Reputation: 258
I am continuously publishing data into dynamoDB which has stream enabled. I am reading this stream using DynamoDB apadter of KCL.
I am using 1 KCL worker with 5 leases. At the time of creation my Dynamo table had 1 partition(1 RCU and 999WCU). When I keep publishing the data into dynamo, the no of partitions will grow and the no of active shards too. Reading is fine till the no of active shards are 5. As soon as it crosses 5, KCL is not able to read from one of the shards(tps is getting dropped).
Is there any config/parameter that I can set that will allow me to read from growing shards using fixed no of leases ?
Upvotes: 0
Views: 622
Reputation: 16215
You're looking for the maxLeasesPerWorker property.
From the javadoc:
Worker will not acquire more than the specified max number of leases even if there are more shards that need to be processed. This can be used in scenarios where a worker is resource constrained or to prevent lease thrashing when small number of workers pick up all leases for small amount of time during deployment.

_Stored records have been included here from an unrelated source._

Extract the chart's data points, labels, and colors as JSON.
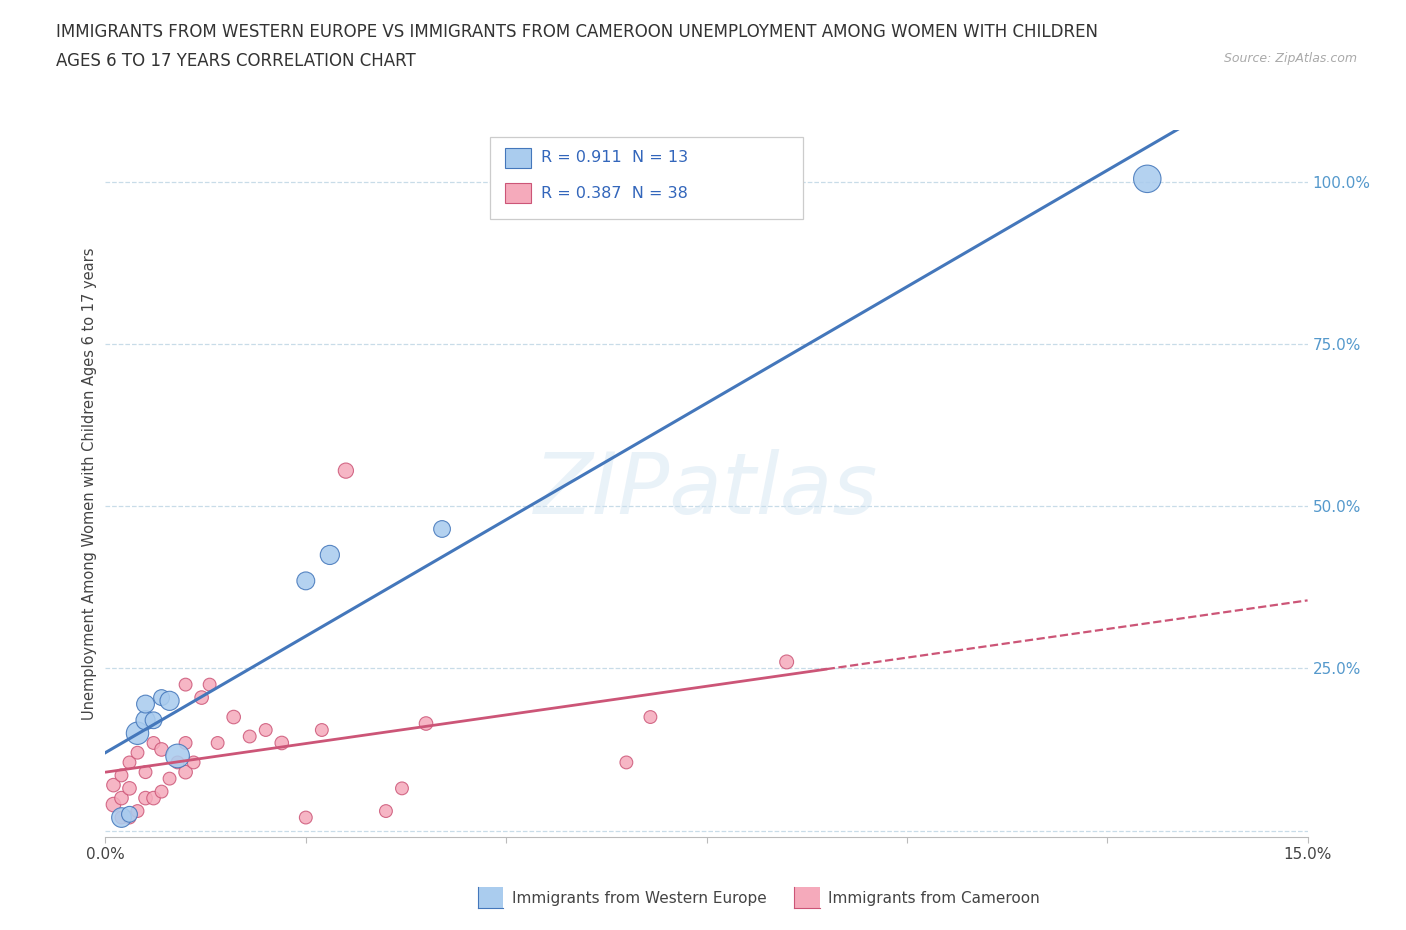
{
  "title_line1": "IMMIGRANTS FROM WESTERN EUROPE VS IMMIGRANTS FROM CAMEROON UNEMPLOYMENT AMONG WOMEN WITH CHILDREN",
  "title_line2": "AGES 6 TO 17 YEARS CORRELATION CHART",
  "source": "Source: ZipAtlas.com",
  "ylabel": "Unemployment Among Women with Children Ages 6 to 17 years",
  "watermark": "ZIPatlas",
  "legend_label1": "Immigrants from Western Europe",
  "legend_label2": "Immigrants from Cameroon",
  "r1": 0.911,
  "n1": 13,
  "r2": 0.387,
  "n2": 38,
  "blue_face": "#aaccee",
  "blue_edge": "#4477bb",
  "pink_face": "#f5aabb",
  "pink_edge": "#cc5577",
  "blue_scatter_x": [
    0.002,
    0.003,
    0.004,
    0.005,
    0.005,
    0.006,
    0.007,
    0.008,
    0.009,
    0.025,
    0.028,
    0.042,
    0.13
  ],
  "blue_scatter_y": [
    0.02,
    0.025,
    0.15,
    0.17,
    0.195,
    0.17,
    0.205,
    0.2,
    0.115,
    0.385,
    0.425,
    0.465,
    1.005
  ],
  "blue_scatter_sizes": [
    200,
    130,
    260,
    190,
    165,
    145,
    130,
    190,
    290,
    165,
    190,
    145,
    390
  ],
  "pink_scatter_x": [
    0.001,
    0.001,
    0.002,
    0.002,
    0.002,
    0.003,
    0.003,
    0.003,
    0.004,
    0.004,
    0.005,
    0.005,
    0.006,
    0.006,
    0.007,
    0.007,
    0.008,
    0.009,
    0.01,
    0.01,
    0.011,
    0.012,
    0.013,
    0.014,
    0.016,
    0.018,
    0.02,
    0.022,
    0.025,
    0.027,
    0.03,
    0.035,
    0.037,
    0.04,
    0.065,
    0.068,
    0.085,
    0.01
  ],
  "pink_scatter_y": [
    0.04,
    0.07,
    0.02,
    0.05,
    0.085,
    0.02,
    0.065,
    0.105,
    0.03,
    0.12,
    0.05,
    0.09,
    0.05,
    0.135,
    0.06,
    0.125,
    0.08,
    0.105,
    0.09,
    0.135,
    0.105,
    0.205,
    0.225,
    0.135,
    0.175,
    0.145,
    0.155,
    0.135,
    0.02,
    0.155,
    0.555,
    0.03,
    0.065,
    0.165,
    0.105,
    0.175,
    0.26,
    0.225
  ],
  "pink_scatter_sizes": [
    110,
    95,
    85,
    95,
    85,
    85,
    95,
    85,
    85,
    85,
    95,
    85,
    95,
    85,
    85,
    95,
    85,
    85,
    95,
    85,
    85,
    95,
    85,
    85,
    95,
    85,
    85,
    95,
    85,
    85,
    120,
    85,
    85,
    95,
    85,
    85,
    100,
    85
  ],
  "xlim": [
    0,
    0.15
  ],
  "ylim": [
    -0.01,
    1.08
  ],
  "yticks": [
    0.0,
    0.25,
    0.5,
    0.75,
    1.0
  ],
  "ytick_right_labels": [
    "",
    "25.0%",
    "50.0%",
    "75.0%",
    "100.0%"
  ],
  "xticks": [
    0.0,
    0.025,
    0.05,
    0.075,
    0.1,
    0.125,
    0.15
  ],
  "xtick_labels": [
    "0.0%",
    "",
    "",
    "",
    "",
    "",
    "15.0%"
  ],
  "bg_color": "#ffffff",
  "grid_color": "#c8dce8",
  "right_tick_color": "#5599cc",
  "title_color": "#333333",
  "title_fontsize": 12,
  "axis_fontsize": 10.5,
  "tick_fontsize": 11,
  "source_color": "#aaaaaa",
  "legend_text_color": "#3366bb",
  "bottom_legend_color": "#444444"
}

Make sure to take note of the warning in the javadoc as well:
Note that setting a low value may cause data loss (e.g. if there aren't enough Workers to make progress on all shards). When setting the value for this property, one must ensure enough workers are present to process shards and should consider future resharding, child shards that may be blocked on parent shards, some workers becoming unhealthy, etc.
Upvotes: 1